VA officials have said the mail found at the facility, which is under investigation by the VA Office of Inspector General, was from completed claims. But the department has acknowledged that document management can be improved and that claims in general are taking too long to process.
As of Monday morning, the VA backlog of claims pending at least 125 days was about 275,000. In Philadelphia, 61 percent of compensation claims are in that group, as are 15 percent of pension claims, which the city's center processes for more than a dozen states, according to the department.
Novella Pearson's claim was received in October 2012, then denied in March 2014 when the department said Pearson didn't send necessary information. (Pearson said the documents were lost by the department.)
The claim was reopened soon after, but little progress was made until The Inquirer contacted the department about the case. In late June, a VA representative contacted Pearson and asked him to submit forms he said he had already sent.
He said he just laughed - "You can't keep the good fight up if you're buried in negativity," he said Tuesday - and e-mailed copies of the forms from 2012.
The claim was approved a few days later.
Pearson said that he has no doubt that it would still be languishing if his mother - like many other claimants - did not have advocates.
"I'd still be writing letters to the VA wondering when this was going to end," he said.
Pearson has since moved on to another pursuit. He is applying for his own military benefit.
Pearson, an entrepreneur who founded a food service packaging company in Yeadon, received a bronze star in the Gulf war.
After the article about his mother was published, an acquaintance who knew of his service reached out to tell him he might be eligible for Pennsylvania's Persian Gulf Conflict Veterans Bonus.
The fund, approved by voters in 2006, provides about $75 per month of service during the conflict, up to $525, and an additional $5,000 if a veteran was held as a POW, died, or sustained an injury that led to death.

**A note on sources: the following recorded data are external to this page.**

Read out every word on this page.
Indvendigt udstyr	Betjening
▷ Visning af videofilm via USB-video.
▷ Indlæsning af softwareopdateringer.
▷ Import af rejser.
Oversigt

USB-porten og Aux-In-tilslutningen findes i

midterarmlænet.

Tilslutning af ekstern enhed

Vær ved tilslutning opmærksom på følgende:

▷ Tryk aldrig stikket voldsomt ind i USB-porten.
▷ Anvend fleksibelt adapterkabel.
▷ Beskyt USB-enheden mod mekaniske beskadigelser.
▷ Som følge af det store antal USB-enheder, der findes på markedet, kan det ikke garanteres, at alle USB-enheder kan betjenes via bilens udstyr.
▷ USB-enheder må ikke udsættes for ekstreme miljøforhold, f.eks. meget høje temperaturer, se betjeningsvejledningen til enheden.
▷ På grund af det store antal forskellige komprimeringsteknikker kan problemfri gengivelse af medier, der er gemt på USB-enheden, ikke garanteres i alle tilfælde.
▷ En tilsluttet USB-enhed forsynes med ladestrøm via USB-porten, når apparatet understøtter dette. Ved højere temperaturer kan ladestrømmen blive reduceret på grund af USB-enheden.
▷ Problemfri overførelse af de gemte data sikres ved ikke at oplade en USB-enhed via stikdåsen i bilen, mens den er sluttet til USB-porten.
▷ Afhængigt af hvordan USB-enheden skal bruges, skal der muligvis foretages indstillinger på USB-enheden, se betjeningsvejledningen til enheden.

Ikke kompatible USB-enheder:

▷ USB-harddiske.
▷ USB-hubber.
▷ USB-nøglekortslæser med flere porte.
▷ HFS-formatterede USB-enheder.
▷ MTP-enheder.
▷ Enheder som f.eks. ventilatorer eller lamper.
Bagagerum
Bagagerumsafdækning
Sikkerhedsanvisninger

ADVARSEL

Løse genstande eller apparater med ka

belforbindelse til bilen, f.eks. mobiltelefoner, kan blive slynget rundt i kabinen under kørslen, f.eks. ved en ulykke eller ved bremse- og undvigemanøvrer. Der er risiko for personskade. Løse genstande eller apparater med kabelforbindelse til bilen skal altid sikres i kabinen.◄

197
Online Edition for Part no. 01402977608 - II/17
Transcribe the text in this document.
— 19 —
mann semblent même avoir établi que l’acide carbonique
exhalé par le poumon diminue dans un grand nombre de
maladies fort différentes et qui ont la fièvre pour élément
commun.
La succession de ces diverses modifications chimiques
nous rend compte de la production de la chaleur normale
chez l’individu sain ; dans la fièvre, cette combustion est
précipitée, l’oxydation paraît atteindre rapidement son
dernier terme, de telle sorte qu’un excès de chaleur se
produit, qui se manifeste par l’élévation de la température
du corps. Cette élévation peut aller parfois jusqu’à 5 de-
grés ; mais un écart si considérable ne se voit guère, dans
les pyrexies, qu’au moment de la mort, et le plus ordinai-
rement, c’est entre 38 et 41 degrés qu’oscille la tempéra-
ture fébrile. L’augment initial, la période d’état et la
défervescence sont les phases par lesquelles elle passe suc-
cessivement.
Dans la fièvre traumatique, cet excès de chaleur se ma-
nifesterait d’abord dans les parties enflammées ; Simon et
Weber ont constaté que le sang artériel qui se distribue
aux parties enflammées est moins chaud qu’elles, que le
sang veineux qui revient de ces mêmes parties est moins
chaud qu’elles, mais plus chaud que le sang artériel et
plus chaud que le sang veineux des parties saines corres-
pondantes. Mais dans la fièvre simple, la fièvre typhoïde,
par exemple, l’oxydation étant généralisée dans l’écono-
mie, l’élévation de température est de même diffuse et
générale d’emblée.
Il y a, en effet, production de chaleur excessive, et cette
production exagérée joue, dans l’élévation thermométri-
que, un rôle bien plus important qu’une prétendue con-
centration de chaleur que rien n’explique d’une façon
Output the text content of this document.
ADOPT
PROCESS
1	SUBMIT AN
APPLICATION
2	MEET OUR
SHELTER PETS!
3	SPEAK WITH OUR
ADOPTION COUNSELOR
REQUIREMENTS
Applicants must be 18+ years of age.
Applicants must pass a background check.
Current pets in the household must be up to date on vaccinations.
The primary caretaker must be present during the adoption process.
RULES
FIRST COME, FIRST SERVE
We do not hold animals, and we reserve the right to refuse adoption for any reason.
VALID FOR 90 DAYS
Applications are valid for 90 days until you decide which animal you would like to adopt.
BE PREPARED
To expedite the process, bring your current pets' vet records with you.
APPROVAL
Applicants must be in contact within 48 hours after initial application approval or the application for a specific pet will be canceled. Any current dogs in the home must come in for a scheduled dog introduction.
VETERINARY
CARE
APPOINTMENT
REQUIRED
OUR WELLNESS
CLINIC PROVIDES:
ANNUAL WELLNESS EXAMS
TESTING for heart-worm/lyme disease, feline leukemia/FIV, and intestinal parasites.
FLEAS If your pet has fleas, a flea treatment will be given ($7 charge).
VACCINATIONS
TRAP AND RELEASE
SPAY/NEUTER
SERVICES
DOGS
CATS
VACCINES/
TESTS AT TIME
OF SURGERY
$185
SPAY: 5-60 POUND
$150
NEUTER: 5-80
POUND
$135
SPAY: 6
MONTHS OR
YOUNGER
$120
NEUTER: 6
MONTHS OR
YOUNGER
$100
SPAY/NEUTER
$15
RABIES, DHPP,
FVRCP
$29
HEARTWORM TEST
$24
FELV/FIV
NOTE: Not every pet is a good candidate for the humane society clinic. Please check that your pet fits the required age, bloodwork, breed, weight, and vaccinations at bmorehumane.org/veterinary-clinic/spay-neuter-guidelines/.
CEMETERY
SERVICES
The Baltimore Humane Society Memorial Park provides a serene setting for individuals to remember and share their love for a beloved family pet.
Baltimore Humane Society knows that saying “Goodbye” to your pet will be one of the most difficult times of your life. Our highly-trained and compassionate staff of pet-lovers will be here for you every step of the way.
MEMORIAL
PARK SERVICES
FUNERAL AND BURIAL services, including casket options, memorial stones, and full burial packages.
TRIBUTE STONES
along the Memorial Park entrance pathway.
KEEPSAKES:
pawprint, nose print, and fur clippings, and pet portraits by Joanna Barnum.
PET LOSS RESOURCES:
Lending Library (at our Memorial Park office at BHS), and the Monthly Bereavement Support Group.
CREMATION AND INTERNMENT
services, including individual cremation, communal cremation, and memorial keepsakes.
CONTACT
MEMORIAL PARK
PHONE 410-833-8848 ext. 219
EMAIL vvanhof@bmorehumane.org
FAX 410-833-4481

Pearson said the department informed him that his mother might also be eligible for other benefits. He said he thinks he was so focused on her pension claim that he overlooked those options and plans to explore them soon.
His last encounter with Veterans Affairs has not deterred him.
"I may be better prepared for this than most," he said. "I've been beaten up by bureaucracy before. And you get to a point where you're tough."